Crisi Malaga, il nuovo ciclo

Il ciclo della crisi Malaga ha previsto una nuova infornata nell’estate 2016 (12,54 milioni spesi), tra Keko dall’Eibar (5), Michael Santos dal River Plate (4), Luis Hernández dal Leicester City (2), Bakary Koné dal Lione (0,8), e ancora tanti prestiti: Dennis Boyko dal Beşiktaş, Sandro Ramírez dal Barcellona, Jony dallo Sporting Gijón, Kuzmanović dal Basilea, Diego Llorente dal Real Madrid, Adalberto Peñaranda dal Watford e due dall’Atlético Malagueño (Youssef En-Nesyri, e Javier Ontiveros).

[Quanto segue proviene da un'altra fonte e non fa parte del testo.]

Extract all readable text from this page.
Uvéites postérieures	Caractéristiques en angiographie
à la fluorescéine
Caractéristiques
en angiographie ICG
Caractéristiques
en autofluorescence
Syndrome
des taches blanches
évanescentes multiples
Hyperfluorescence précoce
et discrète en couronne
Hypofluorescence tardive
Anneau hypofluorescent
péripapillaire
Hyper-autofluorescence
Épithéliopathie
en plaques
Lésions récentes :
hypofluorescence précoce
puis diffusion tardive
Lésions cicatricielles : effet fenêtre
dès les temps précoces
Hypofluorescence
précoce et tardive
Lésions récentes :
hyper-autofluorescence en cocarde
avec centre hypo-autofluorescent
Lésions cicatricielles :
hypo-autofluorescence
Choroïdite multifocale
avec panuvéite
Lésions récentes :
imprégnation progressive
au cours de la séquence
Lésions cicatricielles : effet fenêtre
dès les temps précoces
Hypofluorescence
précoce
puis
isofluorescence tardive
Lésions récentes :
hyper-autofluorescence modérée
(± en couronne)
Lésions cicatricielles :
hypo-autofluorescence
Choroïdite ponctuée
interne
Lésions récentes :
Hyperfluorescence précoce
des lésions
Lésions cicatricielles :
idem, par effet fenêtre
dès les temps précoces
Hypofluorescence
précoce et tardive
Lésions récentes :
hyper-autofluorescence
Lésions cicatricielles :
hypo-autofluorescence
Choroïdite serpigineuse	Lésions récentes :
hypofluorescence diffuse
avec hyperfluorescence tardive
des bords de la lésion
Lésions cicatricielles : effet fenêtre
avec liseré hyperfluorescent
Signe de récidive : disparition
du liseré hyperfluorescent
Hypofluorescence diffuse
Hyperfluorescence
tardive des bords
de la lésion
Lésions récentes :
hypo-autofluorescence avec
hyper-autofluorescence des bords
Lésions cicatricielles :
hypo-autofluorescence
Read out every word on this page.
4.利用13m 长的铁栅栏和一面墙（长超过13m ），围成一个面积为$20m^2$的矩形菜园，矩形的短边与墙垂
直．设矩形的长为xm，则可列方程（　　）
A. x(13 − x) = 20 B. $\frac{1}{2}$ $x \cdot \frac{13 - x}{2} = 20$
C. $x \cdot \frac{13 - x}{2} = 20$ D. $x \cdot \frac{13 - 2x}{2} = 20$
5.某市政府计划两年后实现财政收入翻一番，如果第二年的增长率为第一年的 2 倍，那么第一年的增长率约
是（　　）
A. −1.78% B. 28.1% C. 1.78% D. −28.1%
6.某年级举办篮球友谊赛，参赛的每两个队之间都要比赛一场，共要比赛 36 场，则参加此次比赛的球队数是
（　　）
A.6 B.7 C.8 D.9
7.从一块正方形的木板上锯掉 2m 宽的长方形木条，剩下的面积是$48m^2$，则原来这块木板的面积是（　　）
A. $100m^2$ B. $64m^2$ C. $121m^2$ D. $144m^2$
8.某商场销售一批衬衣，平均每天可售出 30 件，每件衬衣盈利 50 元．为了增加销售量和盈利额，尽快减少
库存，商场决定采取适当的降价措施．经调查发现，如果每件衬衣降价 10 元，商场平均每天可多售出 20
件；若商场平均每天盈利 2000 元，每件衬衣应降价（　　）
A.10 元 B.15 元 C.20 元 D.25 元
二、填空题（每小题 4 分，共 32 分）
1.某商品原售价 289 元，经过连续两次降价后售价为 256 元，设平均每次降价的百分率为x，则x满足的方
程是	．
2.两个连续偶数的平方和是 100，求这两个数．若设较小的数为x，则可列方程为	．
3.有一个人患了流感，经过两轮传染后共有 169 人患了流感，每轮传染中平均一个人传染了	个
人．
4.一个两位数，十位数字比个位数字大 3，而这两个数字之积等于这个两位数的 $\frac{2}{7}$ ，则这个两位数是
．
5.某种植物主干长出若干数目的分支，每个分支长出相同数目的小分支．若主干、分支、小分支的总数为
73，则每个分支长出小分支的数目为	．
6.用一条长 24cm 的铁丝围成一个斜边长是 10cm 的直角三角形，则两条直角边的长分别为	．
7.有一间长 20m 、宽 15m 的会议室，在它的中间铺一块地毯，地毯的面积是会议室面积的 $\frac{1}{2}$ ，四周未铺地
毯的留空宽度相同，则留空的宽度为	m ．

I frutti sono stati raccolti l’estate scorsa: Camacho al Wolfsburg (15), Fornals al Villarreal (12), Sandro Ramírez all’Everton (6). Il ritiro di tre cardini come Demichelis, Welington e Duda ha aperto le porte all’ultima stagione, con retrocessione e annesse cessioni estive (En-Nesyri al Leganés per 6 milioni, Ignasi Miquel al Getafe per 5). In totale: 41,6 nell’estate 2012, 37,65 nell’estate 2013, 19,49 nell’estate 2014, 46,8 nell’estate 2015, 0 nell’estate 2016, 34,4 nell’estate 2017, 12,5 nell’estate 2018. Totale di milioni spesi in 9 anni: 124,07. Totale di milioni entrati in 9 anni: 192,44. Al Thani ci ha guadagnato (forse). Ma la contestazione non l’ha risparmiato. E la crisi Malaga continua.